By Tim Durkin, Baptist Family & Children’s Services
COLUMBIA, Md.—You’re homeless in Baltimore.
It’s autumn now, tending towards winter. The time of year when sleeping out becomes less and less possible. You woke up with a thin layer of frost on your blanket this morning. It’s time to start thinking about cold-weather shelters.
But the sun is up and so are you, heading to one of the downtown street corners to ask the commuters for a little help–some change, some food. A kind man in a Cadillac yesterday gave you an Orioles jacket he had in his trunk. It still smells a bit like tire rubber.
You made a new sign last week, and it’s been working pretty well. “HOMELESS VET. GOD BLESS THE USA.” You used red, white, and blue crayons on the USA part, and it looks good.
Not everybody on the street who claims to be a vet actually is one, but you’re telling the truth. You served as an MP at a camp in Kosovo during the war there back in ‘99. After your tour was over it was time to get out of the Army but you didn’t have a good next step. You tried some construction work, later some landscaping, but you had this alcohol habit and bosses figured out that you weren’t too reliable. Your counselor at the VA recommended AA, but it didn’t work for you. Never made it past step 1, really.
Homelessness came on so quickly you almost didn’t see it coming. But after you missed the rent three months running, the landlord kicked you out of your apartment. You slept in your car until it broke down for good and the city put a boot on it and, later, towed it away. That was probably the exact moment you became homeless. Somewhere during the last 10 years living on the street, you became what the statisticians call “chronically homeless.”
Ten years means you know the routine. New faces come to you for advice. You tell them which shelters are the safest and which corners are the best to work. You tell them to get off IV drugs, if they’re using, if they can, because you’ve lost too many friends over the last few years to AIDS.
There are so many different kinds of people out on the street. White, black, hispanic, young, middled aged and elderly. Educated and not. Mentally disturbed and completely sane. Singles and married couples with families. And there are more out there than there ever have been. You’ve met lots of new families who lost jobs and homes with the economy as bad as it is.

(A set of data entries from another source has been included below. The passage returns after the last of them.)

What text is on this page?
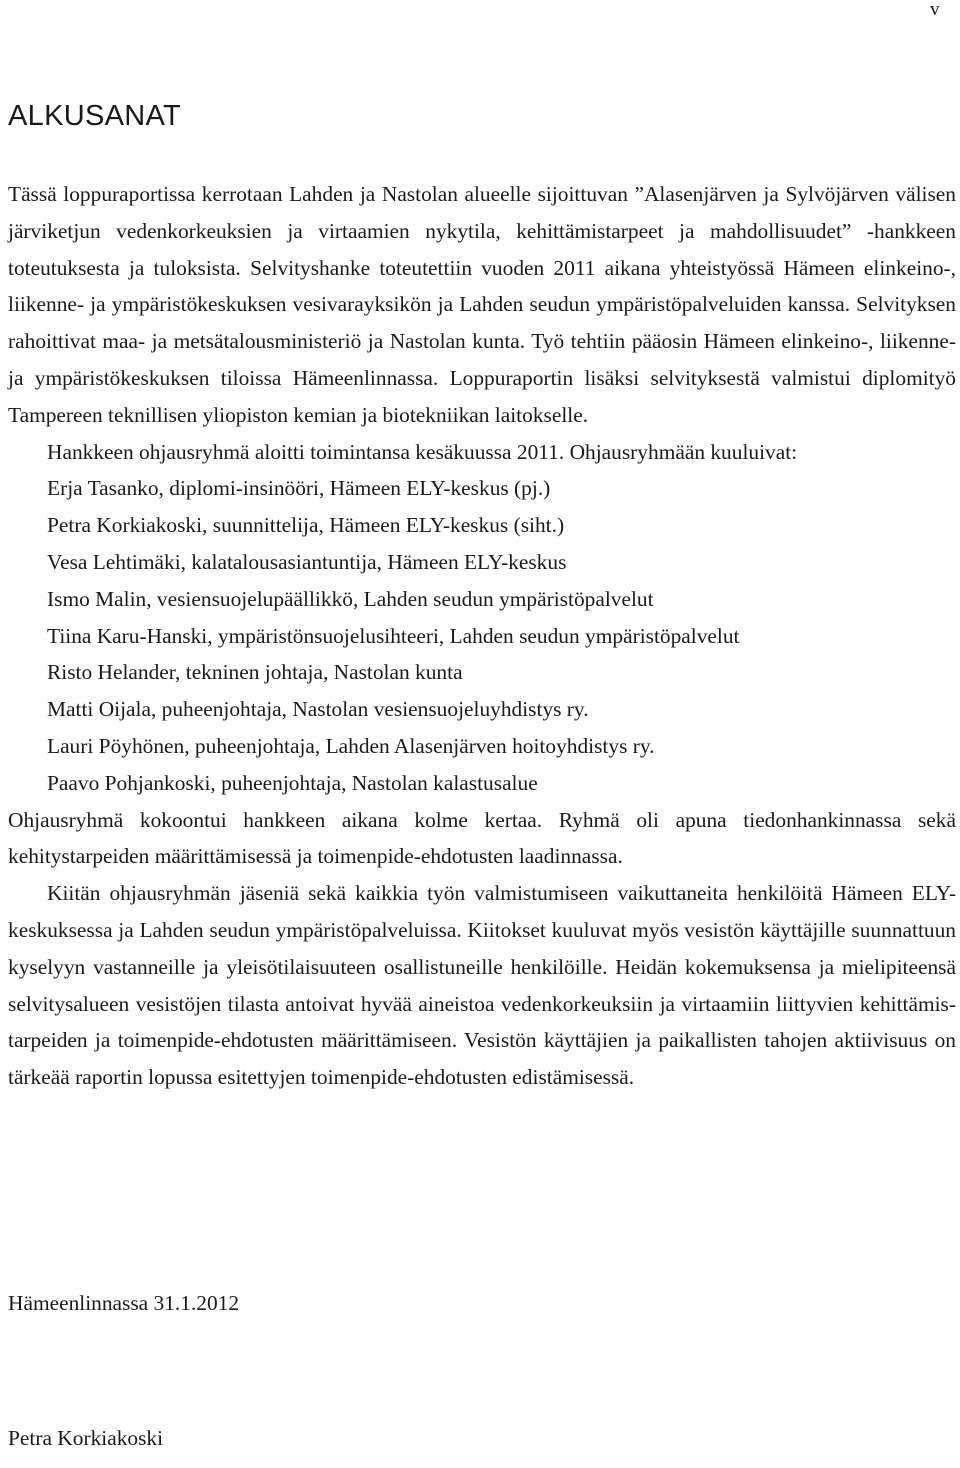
v
ALKUSANAT

Tässä loppuraportissa kerrotaan Lahden ja Nastolan alueelle sijoittuvan ”Alasenjärven ja Sylvöjärven välisen järviketjun vedenkorkeuksien ja virtaamien nykytila, kehittämistarpeet ja mahdollisuudet” -hankkeen toteutuksesta ja tuloksista. Selvityshanke toteutettiin vuoden 2011 aikana yhteistyössä Hämeen elinkeino-, liikenne- ja ympäristökeskuksen vesivarayksikön ja Lahden seudun ympäristöpalveluiden kanssa. Selvityksen rahoittivat maa- ja metsätalousministeriö ja Nastolan kunta. Työ tehtiin pääosin Hämeen elinkeino-, liikenne- ja ympäristökeskuksen tiloissa Hämeenlinnassa. Loppuraportin lisäksi selvityksestä valmistui diplomityö Tampereen teknillisen yliopiston kemian ja biotekniikan laitokselle.

Hankkeen ohjausryhmä aloitti toimintansa kesäkuussa 2011. Ohjausryhmään kuuluivat:

Erja Tasanko, diplomi-insinööri, Hämeen ELY-keskus (pj.)
Petra Korkiakoski, suunnittelija, Hämeen ELY-keskus (siht.)
Vesa Lehtimäki, kalatalousasiantuntija, Hämeen ELY-keskus
Ismo Malin, vesiensuojelupäällikkö, Lahden seudun ympäristöpalvelut
Tiina Karu-Hanski, ympäristönsuojelusihteeri, Lahden seudun ympäristöpalvelut
Risto Helander, tekninen johtaja, Nastolan kunta
Matti Oijala, puheenjohtaja, Nastolan vesiensuojeluyhdistys ry.
Lauri Pöyhönen, puheenjohtaja, Lahden Alasenjärven hoitoyhdistys ry.
Paavo Pohjankoski, puheenjohtaja, Nastolan kalastusalue

Ohjausryhmä kokoontui hankkeen aikana kolme kertaa. Ryhmä oli apuna tiedonhankinnassa sekä kehitystarpeiden määrittämisessä ja toimenpide-ehdotusten laadinnassa.

Kiitän ohjausryhmän jäseniä sekä kaikkia työn valmistumiseen vaikuttaneita henkilöitä Hämeen ELY-keskuksessa ja Lahden seudun ympäristöpalveluissa. Kiitokset kuuluvat myös vesistön käyttäjille suunnattuun kyselyyn vastanneille ja yleisötilaisuuteen osallistuneille henkilöille. Heidän kokemuksensa ja mielipiteensä selvitysalueen vesistöjen tilasta antoivat hyvää aineistoa vedenkorkeuksiin ja virtaamiin liittyvien kehittämistarpeiden ja toimenpide-ehdotusten määrittämiseen. Vesistön käyttäjien ja paikallisten tahojen aktiivisuus on tärkeää raportin lopussa esitettyjen toimenpide-ehdotusten edistämisessä.

Hämeenlinnassa 31.1.2012
Petra Korkiakoski
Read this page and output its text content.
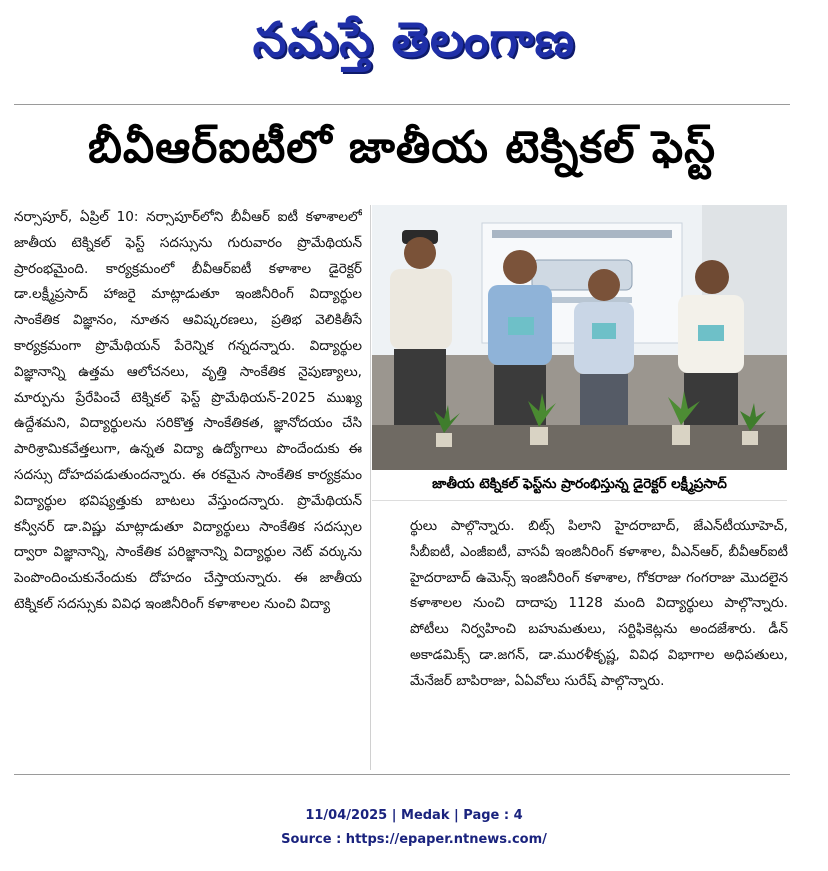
నమస్తే తెలంగాణ
బీవీఆర్‌ఐటీలో జాతీయ టెక్నికల్ ఫెస్ట్
నర్సాపూర్, ఏప్రిల్ 10: నర్సాపూర్‌లోని బీవీఆర్ ఐటీ కళాశాలలో జాతీయ టెక్నికల్ ఫెస్ట్ సదస్సును గురువారం ప్రొమేథియన్ ప్రారంభమైంది. కార్యక్రమంలో బీవీఆర్‌ఐటీ కళాశాల డైరెక్టర్ డా.లక్ష్మీప్రసాద్ హాజరై మాట్లాడుతూ ఇంజినీరింగ్ విద్యార్థుల సాంకేతిక విజ్ఞానం, నూతన ఆవిష్కరణలు, ప్రతిభ వెలికితీసే కార్యక్రమంగా ప్రొమేథియన్ పేరెన్నిక గన్నదన్నారు. విద్యార్థుల విజ్ఞానాన్ని ఉత్తమ ఆలోచనలు, వృత్తి సాంకేతిక నైపుణ్యాలు, మార్పును ప్రేరేపించే టెక్నికల్ ఫెస్ట్ ప్రొమేథియన్-2025 ముఖ్య ఉద్దేశమని, విద్యార్థులను సరికొత్త సాంకేతికత, జ్ఞానోదయం చేసి పారిశ్రామికవేత్తలుగా, ఉన్నత విద్యా ఉద్యోగాలు పొందేందుకు ఈ సదస్సు దోహదపడుతుందన్నారు. ఈ రకమైన సాంకేతిక కార్యక్రమం విద్యార్థుల భవిష్యత్తుకు బాటలు వేస్తుందన్నారు. ప్రొమేథియన్ కన్వీనర్ డా.విష్ణు మాట్లాడుతూ విద్యార్థులు సాంకేతిక సదస్సుల ద్వారా విజ్ఞానాన్ని, సాంకేతిక పరిజ్ఞానాన్ని విద్యార్థుల నెట్ వర్కును పెంపొందించుకునేందుకు దోహదం చేస్తాయన్నారు. ఈ జాతీయ టెక్నికల్ సదస్సుకు వివిధ ఇంజినీరింగ్ కళాశాలల నుంచి విద్యా
జాతీయ టెక్నికల్ ఫెస్ట్‌ను ప్రారంభిస్తున్న డైరెక్టర్ లక్ష్మీప్రసాద్
ర్థులు పాల్గొన్నారు. బిట్స్ పిలాని హైదరాబాద్, జేఎన్‌టీయూహెచ్, సీబీఐటీ, ఎంజీఐటీ, వాసవీ ఇంజినీరింగ్ కళాశాల, వీఎన్ఆర్, బీవీఆర్‌ఐటీ హైదరాబాద్ ఉమెన్స్ ఇంజినీరింగ్ కళాశాల, గోకరాజు గంగరాజు మొదలైన కళాశాలల నుంచి దాదాపు 1128 మంది విద్యార్థులు పాల్గొన్నారు. పోటీలు నిర్వహించి బహుమతులు, సర్టిఫికెట్లను అందజేశారు. డీన్ అకాడమిక్స్ డా.జగన్, డా.మురళీకృష్ణ, వివిధ విభాగాల అధిపతులు, మేనేజర్ బాపిరాజు, ఏఏవోలు సురేష్ పాల్గొన్నారు.
11/04/2025 | Medak | Page : 4
Source : https://epaper.ntnews.com/
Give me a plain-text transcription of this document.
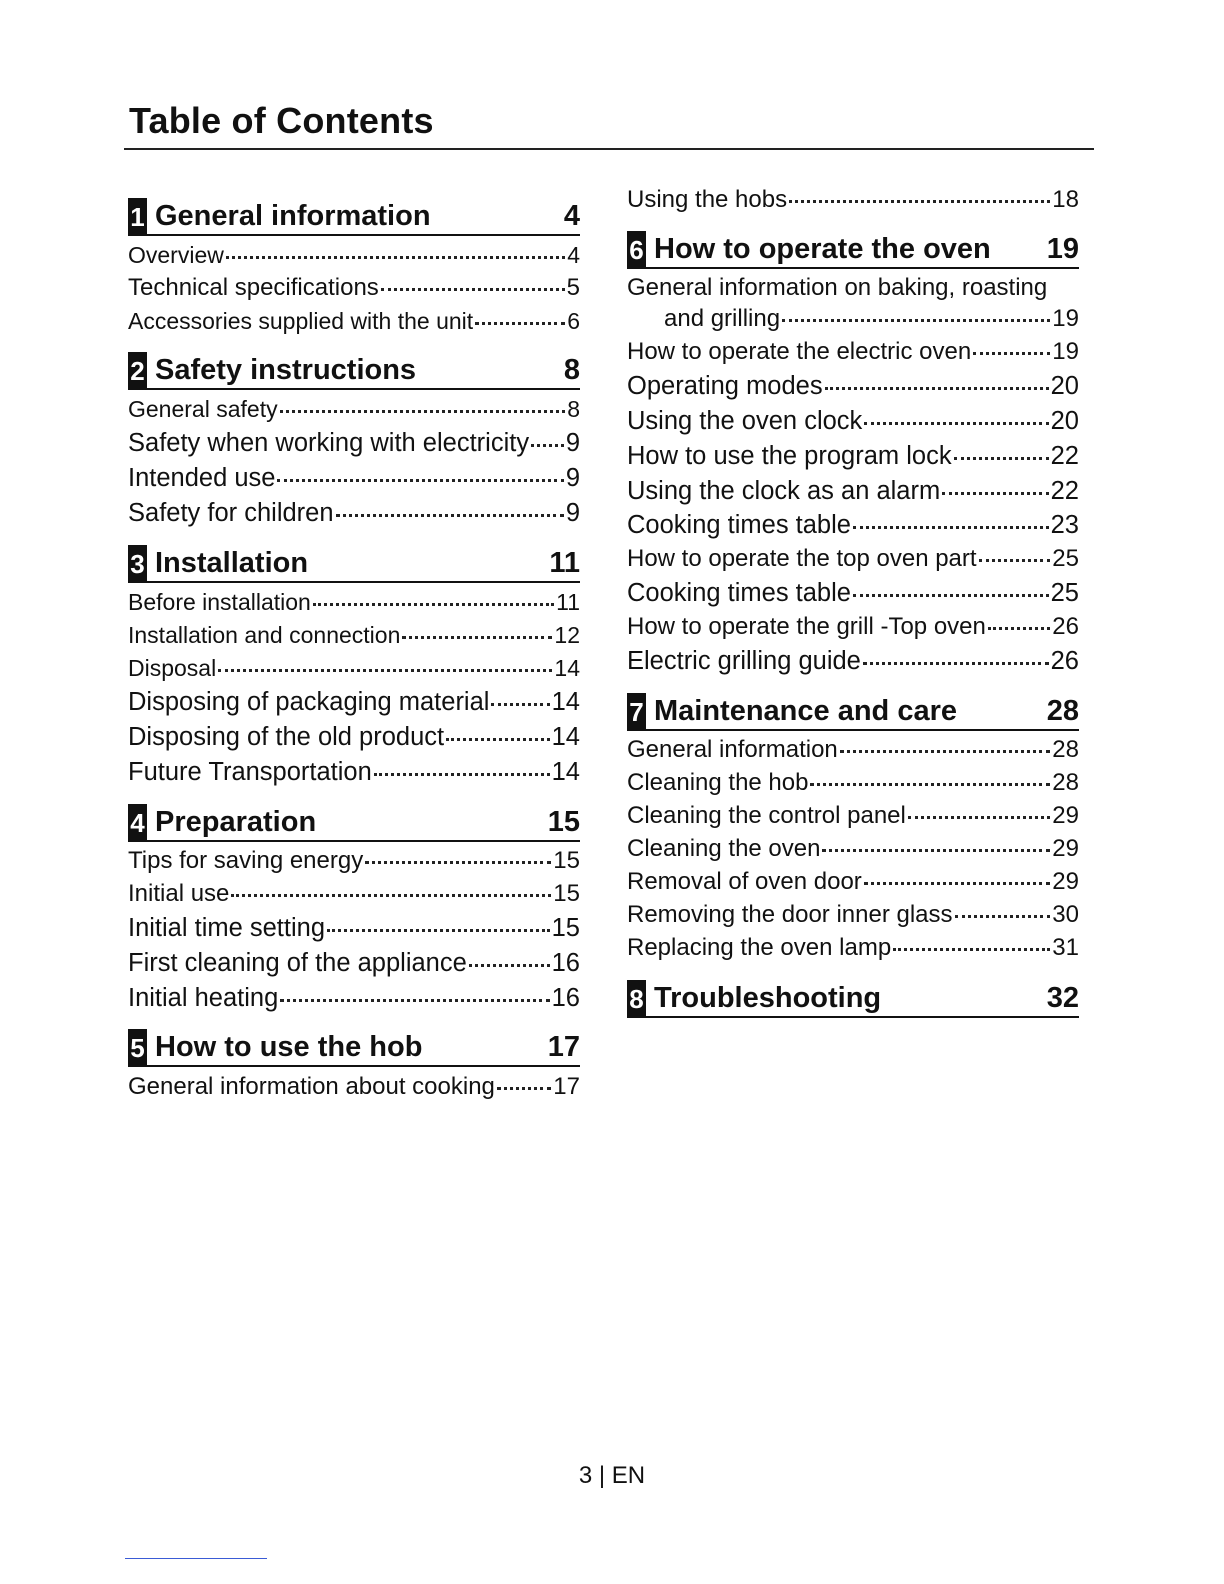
Table of Contents
1 General information	4
Overview	4
Technical specifications	5
Accessories supplied with the unit	6
2 Safety instructions	8
General safety	8
Safety when working with electricity 9
Intended use	9
Safety for children	9
3 Installation	11
Before installation	11
Installation and connection	12
Disposal	14
Disposing of packaging material 14
Disposing of the old product	14
Future Transportation	14
4 Preparation	15
Tips for saving energy	15
Initial use	15
Initial time setting	15
First cleaning of the appliance	16
Initial heating	16
5 How to use the hob	17
General information about cooking 17
Using the hobs	18
6 How to operate the oven 19
General information on baking, roasting
and grilling	19
How to operate the electric oven	19
Operating modes	20
Using the oven clock	20
How to use the program lock	22
Using the clock as an alarm	22
Cooking times table	23
How to operate the top oven part	25
Cooking times table	25
How to operate the grill -Top oven	26
Electric grilling guide	26
7 Maintenance and care	28
General information	28
Cleaning the hob	28
Cleaning the control panel	29
Cleaning the oven	29
Removal of oven door	29
Removing the door inner glass	30
Replacing the oven lamp	31
8 Troubleshooting	32
3 | EN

So it’s another day on another corner, with another winter on the way. Maybe, you think, it’s time to take another shot at getting off of the street for good. Just because you’re homeless now, that doesn’t mean you should be homeless forever. But what can you do? Baptist Family is happy to announce that people calling us for help due to homelessness now have access to a new Transitional Housing facility.
In faithful partnership with LaVale Church, Baptist Family has dedicated resources and manpower to serve up to two homeless families at a time in LaVale Church’s renovated former parsonage.
Our model of care projects that a family will participate in our transitional housing program for 18 months. During that time, families will receive counseling, encouragement and support as they pursue a plan to build their life skills and learn to use their God-given strengths and talents to create an economically stable life.
Transitional housing is a resource- and time-intensive program, but the ultimate goal is to transform a homeless family into a stable and independent one. The result is worth the significant investment.
Baptist Family has been blessed with many church partners that have funded this kind of work.
The ten BCM/D affiliated churches that have led by their most generous example are University, Long Green, Redland, Chestnut Ridge, Colonial, Lake Shore, CrossRoads Community, South Columbia, Bethel, and Towne.
If your church is interested in reaching out to the more than 10,000 homeless persons in Maryland and Delaware, Baptist Family is always looking for partners.